In all cases, ministerial foolishness or cowardice made reform harder. Severe cuts to real terms per pupil school funding over the coming years accentuates the pain of the transition to the new formula for individual schools. The business rates revaluation was delayed for nakedly political reasons, making the eventual re-rating more painful (for a minority of firms) when it eventually came. The same applies, albeit on a grander scale, in the council tax saga. Hammond’s national insurance reform probably ought to have been done in tandem with a wider set of reforms to address the conditions of self-employed workers.

Yet there’s a larger dysfunction here. Even without those ministerial missteps there would have been significant, possibly insurmountable, opposition. Why? Why do reforms that would benefit more people than the numbers who lose out get shot down, watered down or never even attempted? 

Media framing is a major part of the problem. Newspapers run lobbying campaigns championing those who stand to lose out from a particular reform. They never run campaigns on behalf of those who stand to benefit. The broadcasters tend to take their lead from the press. And the resulting media cacophony persuades ministers to retreat.

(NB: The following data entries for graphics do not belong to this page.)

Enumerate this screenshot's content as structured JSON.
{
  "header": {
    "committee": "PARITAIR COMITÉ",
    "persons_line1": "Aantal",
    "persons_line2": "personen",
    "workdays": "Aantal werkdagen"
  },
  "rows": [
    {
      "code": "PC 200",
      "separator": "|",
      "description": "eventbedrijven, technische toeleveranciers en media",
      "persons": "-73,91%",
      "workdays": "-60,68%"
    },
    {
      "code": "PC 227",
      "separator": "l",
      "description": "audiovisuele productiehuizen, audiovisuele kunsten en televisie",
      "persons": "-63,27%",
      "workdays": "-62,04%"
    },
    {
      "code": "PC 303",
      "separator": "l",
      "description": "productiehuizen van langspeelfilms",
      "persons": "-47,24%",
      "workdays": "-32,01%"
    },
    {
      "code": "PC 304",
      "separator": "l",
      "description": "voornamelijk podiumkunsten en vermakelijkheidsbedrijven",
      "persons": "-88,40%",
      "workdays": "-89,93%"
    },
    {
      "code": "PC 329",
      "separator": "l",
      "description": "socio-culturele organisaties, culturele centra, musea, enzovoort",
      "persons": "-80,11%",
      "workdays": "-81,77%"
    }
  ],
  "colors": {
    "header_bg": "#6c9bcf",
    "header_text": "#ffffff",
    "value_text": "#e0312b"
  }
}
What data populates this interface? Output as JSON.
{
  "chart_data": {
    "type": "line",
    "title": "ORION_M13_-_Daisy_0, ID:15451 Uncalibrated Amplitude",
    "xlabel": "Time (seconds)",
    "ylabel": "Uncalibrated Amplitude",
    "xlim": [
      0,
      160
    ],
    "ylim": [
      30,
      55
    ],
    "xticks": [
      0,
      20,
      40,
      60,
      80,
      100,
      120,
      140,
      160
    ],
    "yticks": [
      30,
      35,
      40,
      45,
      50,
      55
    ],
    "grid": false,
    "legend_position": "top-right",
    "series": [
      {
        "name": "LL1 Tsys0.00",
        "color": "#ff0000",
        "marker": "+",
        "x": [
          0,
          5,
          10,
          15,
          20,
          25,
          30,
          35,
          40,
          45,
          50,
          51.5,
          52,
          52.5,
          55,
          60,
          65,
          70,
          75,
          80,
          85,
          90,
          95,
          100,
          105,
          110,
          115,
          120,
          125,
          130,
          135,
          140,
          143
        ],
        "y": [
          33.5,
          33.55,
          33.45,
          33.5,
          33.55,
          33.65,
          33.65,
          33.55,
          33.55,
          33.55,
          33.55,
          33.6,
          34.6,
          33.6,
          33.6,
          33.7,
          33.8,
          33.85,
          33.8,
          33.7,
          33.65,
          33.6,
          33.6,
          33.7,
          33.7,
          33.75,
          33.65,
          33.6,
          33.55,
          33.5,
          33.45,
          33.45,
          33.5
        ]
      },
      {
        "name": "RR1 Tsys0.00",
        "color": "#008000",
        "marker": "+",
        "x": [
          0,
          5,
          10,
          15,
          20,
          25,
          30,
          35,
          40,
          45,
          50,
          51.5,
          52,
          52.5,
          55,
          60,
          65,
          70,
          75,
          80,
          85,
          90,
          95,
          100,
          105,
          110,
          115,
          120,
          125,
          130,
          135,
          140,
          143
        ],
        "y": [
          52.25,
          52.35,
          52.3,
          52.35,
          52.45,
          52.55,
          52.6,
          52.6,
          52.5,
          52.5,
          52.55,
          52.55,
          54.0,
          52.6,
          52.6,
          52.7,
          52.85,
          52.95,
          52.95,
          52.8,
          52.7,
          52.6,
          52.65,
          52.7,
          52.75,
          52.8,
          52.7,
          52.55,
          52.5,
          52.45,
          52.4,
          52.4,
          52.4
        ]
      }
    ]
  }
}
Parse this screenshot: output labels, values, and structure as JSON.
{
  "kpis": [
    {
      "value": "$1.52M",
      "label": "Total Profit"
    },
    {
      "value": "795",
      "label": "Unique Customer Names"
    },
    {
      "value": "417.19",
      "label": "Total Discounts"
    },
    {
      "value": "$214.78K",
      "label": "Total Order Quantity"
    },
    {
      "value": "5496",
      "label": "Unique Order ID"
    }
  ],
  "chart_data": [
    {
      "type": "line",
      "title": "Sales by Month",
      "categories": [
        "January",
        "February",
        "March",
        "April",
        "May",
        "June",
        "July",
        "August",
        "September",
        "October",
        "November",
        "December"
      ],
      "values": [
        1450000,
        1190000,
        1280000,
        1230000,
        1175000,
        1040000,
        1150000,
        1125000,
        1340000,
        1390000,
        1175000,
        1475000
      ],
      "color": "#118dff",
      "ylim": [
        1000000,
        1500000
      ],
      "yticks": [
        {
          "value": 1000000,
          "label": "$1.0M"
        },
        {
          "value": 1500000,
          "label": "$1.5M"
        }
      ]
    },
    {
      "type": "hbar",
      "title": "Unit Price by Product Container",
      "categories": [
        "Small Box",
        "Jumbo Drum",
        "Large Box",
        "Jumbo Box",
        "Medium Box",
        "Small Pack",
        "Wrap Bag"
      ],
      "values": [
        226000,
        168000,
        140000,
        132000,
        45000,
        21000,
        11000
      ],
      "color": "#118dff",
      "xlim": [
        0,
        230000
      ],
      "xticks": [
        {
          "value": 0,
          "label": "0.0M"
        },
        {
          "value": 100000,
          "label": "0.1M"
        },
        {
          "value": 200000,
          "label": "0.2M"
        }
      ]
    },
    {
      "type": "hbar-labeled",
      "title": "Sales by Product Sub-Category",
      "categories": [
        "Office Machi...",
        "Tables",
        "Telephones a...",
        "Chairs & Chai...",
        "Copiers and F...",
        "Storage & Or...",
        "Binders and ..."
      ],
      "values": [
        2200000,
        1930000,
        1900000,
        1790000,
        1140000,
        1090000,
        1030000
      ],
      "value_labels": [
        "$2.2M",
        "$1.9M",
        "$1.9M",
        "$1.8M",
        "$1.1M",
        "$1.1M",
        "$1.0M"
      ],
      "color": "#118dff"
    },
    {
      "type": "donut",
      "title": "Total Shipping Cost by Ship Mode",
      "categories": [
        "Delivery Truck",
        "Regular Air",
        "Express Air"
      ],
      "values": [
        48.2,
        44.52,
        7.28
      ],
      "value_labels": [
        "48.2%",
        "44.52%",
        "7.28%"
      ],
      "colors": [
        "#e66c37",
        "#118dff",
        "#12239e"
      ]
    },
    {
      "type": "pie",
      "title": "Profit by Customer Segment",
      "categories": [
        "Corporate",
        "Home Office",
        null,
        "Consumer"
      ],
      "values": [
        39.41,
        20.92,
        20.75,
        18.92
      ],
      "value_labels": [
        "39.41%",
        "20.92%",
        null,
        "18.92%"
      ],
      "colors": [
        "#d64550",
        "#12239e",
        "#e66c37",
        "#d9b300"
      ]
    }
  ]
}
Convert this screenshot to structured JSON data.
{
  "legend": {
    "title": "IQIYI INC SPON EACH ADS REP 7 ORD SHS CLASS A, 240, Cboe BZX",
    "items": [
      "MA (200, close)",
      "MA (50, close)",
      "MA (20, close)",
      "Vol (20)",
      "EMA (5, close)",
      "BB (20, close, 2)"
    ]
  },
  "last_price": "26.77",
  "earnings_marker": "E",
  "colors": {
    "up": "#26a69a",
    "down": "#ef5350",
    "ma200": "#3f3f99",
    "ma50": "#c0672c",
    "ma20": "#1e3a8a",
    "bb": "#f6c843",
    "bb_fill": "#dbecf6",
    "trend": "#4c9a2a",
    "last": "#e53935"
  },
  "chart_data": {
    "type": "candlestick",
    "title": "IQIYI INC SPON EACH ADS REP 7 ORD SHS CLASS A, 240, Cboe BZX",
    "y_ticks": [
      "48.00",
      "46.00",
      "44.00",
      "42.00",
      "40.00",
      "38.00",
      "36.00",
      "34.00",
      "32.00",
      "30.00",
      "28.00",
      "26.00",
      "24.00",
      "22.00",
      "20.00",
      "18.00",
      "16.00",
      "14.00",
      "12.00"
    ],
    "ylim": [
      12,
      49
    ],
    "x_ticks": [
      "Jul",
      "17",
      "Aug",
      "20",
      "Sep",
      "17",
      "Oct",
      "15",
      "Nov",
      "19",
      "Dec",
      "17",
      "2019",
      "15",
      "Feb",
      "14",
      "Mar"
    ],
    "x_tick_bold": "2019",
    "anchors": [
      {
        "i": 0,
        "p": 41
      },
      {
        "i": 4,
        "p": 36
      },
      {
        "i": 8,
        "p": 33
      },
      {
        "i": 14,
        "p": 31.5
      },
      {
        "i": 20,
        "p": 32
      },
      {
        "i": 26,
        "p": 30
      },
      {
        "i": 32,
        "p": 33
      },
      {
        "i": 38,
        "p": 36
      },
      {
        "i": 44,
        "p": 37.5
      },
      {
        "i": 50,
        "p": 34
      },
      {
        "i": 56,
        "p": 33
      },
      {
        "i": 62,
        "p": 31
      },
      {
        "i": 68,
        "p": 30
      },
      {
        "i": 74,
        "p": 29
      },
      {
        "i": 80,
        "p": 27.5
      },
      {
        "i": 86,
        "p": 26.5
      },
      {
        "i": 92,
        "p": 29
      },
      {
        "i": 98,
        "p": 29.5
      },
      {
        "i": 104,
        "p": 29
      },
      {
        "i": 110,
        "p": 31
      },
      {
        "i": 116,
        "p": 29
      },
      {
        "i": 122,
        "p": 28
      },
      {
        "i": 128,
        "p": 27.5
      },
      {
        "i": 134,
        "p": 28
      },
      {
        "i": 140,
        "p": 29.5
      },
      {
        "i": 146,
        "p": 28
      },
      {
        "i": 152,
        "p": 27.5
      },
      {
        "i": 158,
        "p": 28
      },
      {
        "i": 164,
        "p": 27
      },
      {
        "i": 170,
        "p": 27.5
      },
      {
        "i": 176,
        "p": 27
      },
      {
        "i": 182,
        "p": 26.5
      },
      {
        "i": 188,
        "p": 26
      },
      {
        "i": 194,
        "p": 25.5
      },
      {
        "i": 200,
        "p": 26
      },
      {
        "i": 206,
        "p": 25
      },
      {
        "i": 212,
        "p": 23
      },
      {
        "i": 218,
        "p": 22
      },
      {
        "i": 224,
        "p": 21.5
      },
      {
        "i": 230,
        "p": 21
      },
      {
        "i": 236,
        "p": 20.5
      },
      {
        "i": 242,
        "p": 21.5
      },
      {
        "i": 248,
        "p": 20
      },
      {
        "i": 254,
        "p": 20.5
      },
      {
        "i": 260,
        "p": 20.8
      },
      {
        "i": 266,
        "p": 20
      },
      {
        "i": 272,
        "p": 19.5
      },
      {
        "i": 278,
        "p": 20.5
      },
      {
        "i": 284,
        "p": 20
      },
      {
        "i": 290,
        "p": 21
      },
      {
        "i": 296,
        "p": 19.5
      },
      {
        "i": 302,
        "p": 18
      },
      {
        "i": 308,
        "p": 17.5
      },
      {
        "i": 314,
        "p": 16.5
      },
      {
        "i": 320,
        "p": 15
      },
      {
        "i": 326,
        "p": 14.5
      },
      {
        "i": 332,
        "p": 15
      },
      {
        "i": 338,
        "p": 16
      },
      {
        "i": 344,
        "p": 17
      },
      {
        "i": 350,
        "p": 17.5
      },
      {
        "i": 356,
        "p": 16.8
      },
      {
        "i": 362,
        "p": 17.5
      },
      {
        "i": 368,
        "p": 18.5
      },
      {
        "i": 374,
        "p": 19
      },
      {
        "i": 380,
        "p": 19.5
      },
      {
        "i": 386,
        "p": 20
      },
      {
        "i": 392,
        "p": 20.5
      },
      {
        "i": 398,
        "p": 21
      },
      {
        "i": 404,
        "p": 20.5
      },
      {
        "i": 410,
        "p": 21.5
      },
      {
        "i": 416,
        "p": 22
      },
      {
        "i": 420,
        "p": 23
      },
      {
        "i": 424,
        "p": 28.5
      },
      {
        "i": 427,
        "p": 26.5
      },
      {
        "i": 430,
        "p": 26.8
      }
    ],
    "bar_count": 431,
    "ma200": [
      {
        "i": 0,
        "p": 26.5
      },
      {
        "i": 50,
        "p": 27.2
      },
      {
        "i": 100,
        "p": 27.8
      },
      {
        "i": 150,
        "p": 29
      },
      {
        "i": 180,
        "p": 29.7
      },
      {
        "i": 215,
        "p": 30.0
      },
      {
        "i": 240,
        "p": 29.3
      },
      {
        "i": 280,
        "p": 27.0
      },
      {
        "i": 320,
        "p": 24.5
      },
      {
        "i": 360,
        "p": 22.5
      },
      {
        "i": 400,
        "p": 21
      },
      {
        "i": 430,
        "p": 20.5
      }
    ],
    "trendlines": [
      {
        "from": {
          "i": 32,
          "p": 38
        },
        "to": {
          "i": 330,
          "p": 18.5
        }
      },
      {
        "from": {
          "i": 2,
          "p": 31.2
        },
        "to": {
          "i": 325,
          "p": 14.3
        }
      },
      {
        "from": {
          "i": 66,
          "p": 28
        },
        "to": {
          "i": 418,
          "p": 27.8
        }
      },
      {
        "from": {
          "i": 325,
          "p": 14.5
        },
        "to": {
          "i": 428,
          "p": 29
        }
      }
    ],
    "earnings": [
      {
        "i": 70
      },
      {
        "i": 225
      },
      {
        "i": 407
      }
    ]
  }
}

Yet the media is not the only factor. Lazy MPs must be culpable too. In all these cases – school funding, self-employment tax, business rates, council tax – parliamentarians ought to be defending or pushing for reforms that would benefit the vast majority of the own constituents.

Where are the MPs from all those areas that will benefit speaking out on behalf of the more equitable school funding formula? Where are the political representatives from less well-off regions pushing for the original business rates revaluation? Where are the MPs, with their tens of thousands of conventionally employed constituents, defending the national insurance equalisation with the self-employed? Why are parliamentarians not lobbying for council tax revaluations, given the fact that, arithmetically, most of their constituents would benefit? 

Economics is often unhelpfully and inaccurately framed as a zero sum game, where one person’s gain is another person’s loss. Think of how Donald Trump talks about trade, or the way Ukip and now the Conservatives talk about immigration. But when it comes to reforming an unequal tax or spending system the zero sum logic actually holds. And the person who gains tends not to be the poor but the wealthier, the more powerful and the better connected.

The pessimistic view is that because potential winners are usually dispersed and disorganised, and because people generally bank gains without gratitude, the incentives of politicians will always be to listen to the angry and organised losers. Perhaps that’s true. But it would be nice to put it to the test rather more often.

The first step is for the silent wheels to start squeaking too.